RICKENBACKER AIR NATIONAL GUARD BASE, Ohio - Michael Zinsmeister and Lance Perone were just two young boys from a small town near Zanesville, Ohio, who rode the school bus together. Mutual friends led them to hang out with each other. However, once college came around, they went their separate ways. Little did they know their paths would cross again, as they both enlisted in the Ohio Air National Guard.
Now, 33 years later, they will soon be chief master sergeants at the 220th Engineering Installation Squadron in Zanesville.
Chief Master Sgt. Michael Zinsmeister went to Miami University in Oxford, Ohio, and Senior Master Sgt. Lance Perone attended Ohio University in Zanesville.
Although they had plans to finish school, the Ohio Air National Guard was brought to their attention during college.
One Saturday, Zinsmeister’s friend, Robert Gilger, was getting ready for drill. Zinsmeister didn’t know what this meant or what drill entailed.
“When he got home, we all hung out at my house, and I asked him what it was all about,” said Zinsmeister.
That same night, Zinsmeister hung out with Gilger’s Air Force buddies.
“The following week or so, I started talking to a recruiter,” said Zinsmeister. “This was right around 1989. I think I signed up around February.”
About the same time, Perone was taking college classes at night and working full-time at a distribution center.
“I was like, Wow, this is going to take forever,” Perone said.
One of Perone’s coworkers happened to be Robert Gilger. Coincidentally, he also told Perone he should consider joining the Air National Guard.
“I asked him what he did, and he said he climbs towers and drives big trucks,” said Perone.
Gilger suggested Perone go through with it with Zinsmeister.
“It was just that spontaneous,” said Perone. “I said sign me up.”
Fast forward a few months, Perone and Zinsmeister left for Basic Military Training on the same flight.
“I was on one side of the dorm, and he was on the other,” said Zinsmeister. “We battled through, and we supported each other.”
After BMT graduation, Perone and Zinsmeister returned to their home unit in Zanesville to complete their job training. They shared a hotel room and completed roughly eight weeks of training together during the summer.
Now, 33 years later, Zinsmeister is chief master sergeant, and Perone will be promoted soon.
“He is chief of operations, and I am chief of plans,” said Perone.
There are only two chief master sergeant slots at the 220th.
“For 10 years, there were a lot of qualified people and we just kind of waited it out,” said Perone. “I don’t really look at it as waiting it out, though, because I really like what I do.
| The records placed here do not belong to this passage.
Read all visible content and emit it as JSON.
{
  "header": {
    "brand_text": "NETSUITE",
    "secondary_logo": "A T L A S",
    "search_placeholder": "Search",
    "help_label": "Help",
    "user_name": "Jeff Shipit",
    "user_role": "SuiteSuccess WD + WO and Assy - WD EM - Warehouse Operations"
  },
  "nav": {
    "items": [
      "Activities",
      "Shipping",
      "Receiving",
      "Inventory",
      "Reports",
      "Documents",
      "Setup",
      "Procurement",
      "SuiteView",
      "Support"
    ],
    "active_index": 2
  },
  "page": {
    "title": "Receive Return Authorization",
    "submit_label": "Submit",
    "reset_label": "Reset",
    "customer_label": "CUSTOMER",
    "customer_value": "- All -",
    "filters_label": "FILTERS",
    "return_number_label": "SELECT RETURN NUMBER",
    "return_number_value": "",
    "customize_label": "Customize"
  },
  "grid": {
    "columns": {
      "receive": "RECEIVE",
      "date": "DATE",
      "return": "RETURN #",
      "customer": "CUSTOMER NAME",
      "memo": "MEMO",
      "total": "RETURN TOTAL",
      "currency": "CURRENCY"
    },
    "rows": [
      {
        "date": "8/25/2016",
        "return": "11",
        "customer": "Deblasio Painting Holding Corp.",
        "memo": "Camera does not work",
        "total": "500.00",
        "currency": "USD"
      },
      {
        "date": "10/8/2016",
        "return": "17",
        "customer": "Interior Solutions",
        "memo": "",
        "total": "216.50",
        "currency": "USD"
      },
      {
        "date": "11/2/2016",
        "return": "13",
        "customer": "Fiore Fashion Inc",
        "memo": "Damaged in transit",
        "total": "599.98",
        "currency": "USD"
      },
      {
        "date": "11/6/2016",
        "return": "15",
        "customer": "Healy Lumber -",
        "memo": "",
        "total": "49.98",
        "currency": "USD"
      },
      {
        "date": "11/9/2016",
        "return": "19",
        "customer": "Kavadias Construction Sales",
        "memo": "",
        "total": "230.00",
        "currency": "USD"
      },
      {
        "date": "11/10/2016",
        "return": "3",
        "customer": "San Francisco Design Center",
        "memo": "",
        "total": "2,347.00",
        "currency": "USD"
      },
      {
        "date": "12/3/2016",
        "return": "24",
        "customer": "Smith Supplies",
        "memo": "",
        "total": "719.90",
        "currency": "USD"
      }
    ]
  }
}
The only thing I’ve done longer than this is breathe.”
The same is true for Zinsmeister.
“I told them they would have to drag me out,” said Zinsmeister.
Zinsmeister and Perone said the camaraderie is what has kept them at the 220th for so long.
“The people you meet in the Guard are that percent of people you want to hang out with constantly,” said Perone. “I hadn’t found that on the civilian side.”
Perone and Zinster explained that their favorite part of the job is the people.
“It’s almost like a family reunion every drill weekend,” said Zinsmeister. “It’s easy to stick around as long as we have if you have a culture like that.”
“I think we have the same mentality, as far as both wanting to be there,” said Perone. “Seeing this family atmosphere at the base is what always kept us there.”